I knew she could handle herself. She didn't need me to save her, but that didn't stop me from worrying. Not that I was surprised, in a matter of seconds our safe haven had become hell. The walls that had comforted us over the weeks were now overbearing, surrounding us like a pack of wolves. I could almost feel its claws ripping me apart, tearing me down until there nothing was left but shredded ribbons of flesh.

I called for her again, tone desperate and raw. My mind conjured up every possible scenario, each worse than the last. What if someone had taken her? Hurt her? It would be all my fault. Why had I stood there for so long instead of going after her immediately? I was an idiot, as soon as I found her I would never stop apologising for the rest of my life. If only I had stopped, just for a moment, to listen to what she was saying. Maybe none of this would have happened. We could have lived in ignorance, believing this place was perfect.
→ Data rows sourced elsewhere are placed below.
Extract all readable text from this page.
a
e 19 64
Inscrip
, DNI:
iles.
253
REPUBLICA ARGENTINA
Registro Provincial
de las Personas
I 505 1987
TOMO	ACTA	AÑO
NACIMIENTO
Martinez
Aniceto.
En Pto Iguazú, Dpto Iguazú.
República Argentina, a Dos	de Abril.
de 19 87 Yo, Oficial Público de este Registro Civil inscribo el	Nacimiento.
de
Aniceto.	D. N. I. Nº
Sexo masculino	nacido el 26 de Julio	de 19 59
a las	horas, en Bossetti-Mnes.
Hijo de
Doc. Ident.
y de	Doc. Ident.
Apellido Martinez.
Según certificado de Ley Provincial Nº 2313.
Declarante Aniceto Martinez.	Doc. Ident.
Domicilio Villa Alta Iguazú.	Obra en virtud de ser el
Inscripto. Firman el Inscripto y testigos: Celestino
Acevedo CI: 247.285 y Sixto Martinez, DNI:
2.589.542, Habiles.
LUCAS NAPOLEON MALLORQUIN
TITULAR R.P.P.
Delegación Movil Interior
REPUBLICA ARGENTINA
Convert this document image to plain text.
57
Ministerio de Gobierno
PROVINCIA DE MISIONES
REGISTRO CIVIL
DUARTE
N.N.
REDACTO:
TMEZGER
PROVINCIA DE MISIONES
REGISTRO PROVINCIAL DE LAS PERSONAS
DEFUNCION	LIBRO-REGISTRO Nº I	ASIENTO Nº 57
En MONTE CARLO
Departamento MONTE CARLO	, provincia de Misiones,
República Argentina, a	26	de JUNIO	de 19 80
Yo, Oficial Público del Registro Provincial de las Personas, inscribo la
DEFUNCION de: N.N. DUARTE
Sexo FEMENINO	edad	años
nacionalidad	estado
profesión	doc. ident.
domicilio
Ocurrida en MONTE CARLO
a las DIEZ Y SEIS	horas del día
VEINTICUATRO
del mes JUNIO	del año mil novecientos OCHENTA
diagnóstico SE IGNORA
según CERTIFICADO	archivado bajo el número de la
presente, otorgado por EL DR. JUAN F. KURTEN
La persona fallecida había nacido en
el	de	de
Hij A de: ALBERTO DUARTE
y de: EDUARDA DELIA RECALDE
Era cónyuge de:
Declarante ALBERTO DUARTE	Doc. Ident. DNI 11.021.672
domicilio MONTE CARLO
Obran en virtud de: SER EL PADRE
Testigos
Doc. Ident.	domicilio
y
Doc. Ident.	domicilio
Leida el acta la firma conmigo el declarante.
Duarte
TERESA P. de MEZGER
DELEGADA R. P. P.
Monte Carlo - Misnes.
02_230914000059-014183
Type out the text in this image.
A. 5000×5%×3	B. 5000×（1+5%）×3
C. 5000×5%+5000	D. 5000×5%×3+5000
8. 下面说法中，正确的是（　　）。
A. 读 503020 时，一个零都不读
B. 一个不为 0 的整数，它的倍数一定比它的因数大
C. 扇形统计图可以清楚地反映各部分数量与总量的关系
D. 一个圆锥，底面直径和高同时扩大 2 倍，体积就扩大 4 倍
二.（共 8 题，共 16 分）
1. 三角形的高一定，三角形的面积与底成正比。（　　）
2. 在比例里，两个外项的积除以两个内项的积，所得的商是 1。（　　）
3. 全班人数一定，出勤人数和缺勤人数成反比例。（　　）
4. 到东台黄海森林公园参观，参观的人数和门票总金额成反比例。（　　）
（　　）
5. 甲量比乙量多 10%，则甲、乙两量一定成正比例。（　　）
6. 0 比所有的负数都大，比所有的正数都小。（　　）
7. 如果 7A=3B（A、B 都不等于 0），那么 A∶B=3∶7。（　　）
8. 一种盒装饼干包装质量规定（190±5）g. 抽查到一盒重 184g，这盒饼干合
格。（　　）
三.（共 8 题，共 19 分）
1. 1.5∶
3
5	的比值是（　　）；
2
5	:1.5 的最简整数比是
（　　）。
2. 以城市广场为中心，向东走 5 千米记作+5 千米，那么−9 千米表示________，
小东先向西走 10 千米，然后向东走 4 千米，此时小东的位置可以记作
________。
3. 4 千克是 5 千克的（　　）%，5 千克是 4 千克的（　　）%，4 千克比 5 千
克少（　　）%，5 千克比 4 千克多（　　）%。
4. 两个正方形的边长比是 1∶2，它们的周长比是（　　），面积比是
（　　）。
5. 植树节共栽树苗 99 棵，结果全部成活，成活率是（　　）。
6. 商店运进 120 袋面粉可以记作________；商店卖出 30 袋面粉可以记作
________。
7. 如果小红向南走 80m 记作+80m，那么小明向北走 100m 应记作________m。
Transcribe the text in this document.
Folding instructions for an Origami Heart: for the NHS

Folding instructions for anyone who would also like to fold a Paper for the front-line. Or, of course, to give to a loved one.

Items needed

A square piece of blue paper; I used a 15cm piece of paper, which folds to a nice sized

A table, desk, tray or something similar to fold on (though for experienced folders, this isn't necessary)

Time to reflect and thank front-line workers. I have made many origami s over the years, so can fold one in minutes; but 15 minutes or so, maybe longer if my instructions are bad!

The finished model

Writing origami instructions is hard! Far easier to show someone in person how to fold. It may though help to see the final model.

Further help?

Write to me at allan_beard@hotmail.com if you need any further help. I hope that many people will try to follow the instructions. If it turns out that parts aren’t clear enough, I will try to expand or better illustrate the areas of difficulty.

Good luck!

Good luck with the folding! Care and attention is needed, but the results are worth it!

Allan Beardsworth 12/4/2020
I wasn't sure which outcome was worse.

"Oh god, where are you..." I muttered to myself as I fell to my knees, pulling at the roots of my hair. I pulled so hard I thought the skin would pull away from my skull. The pain wouldn't have compared to how I was feeling without Bree. I had abandoned her when she needed me most.

"Well, well, well..." A male voice spoke, "What do we have here?"

Jeff.

I felt trapped, instantly realising why when I glanced around me. I was surrounded by men with weapons, some covered with dried blood. One of the men pressed a gun to the side of my head, I waited in anticipation for the trigger to be pulled as my breaths became ragged and uneven. This was it. I was about to die without seeing Bree or my unborn child.

I squeezed my eyes shut, their laughter ringing in my ears. Every sound slammed against my skull like bricks.

"You had everything here," Jeff said, his voice taunting. He was so close to me that I could feel his breath on my face. "Safety, food, a place to live. You had the perfect life."

"But you ruined it for yourself and all the people you care about." Another man chimed in, sounding like he was enjoying every moment of tormenting me. I recognised his voice as soon as I heard it. Marcus.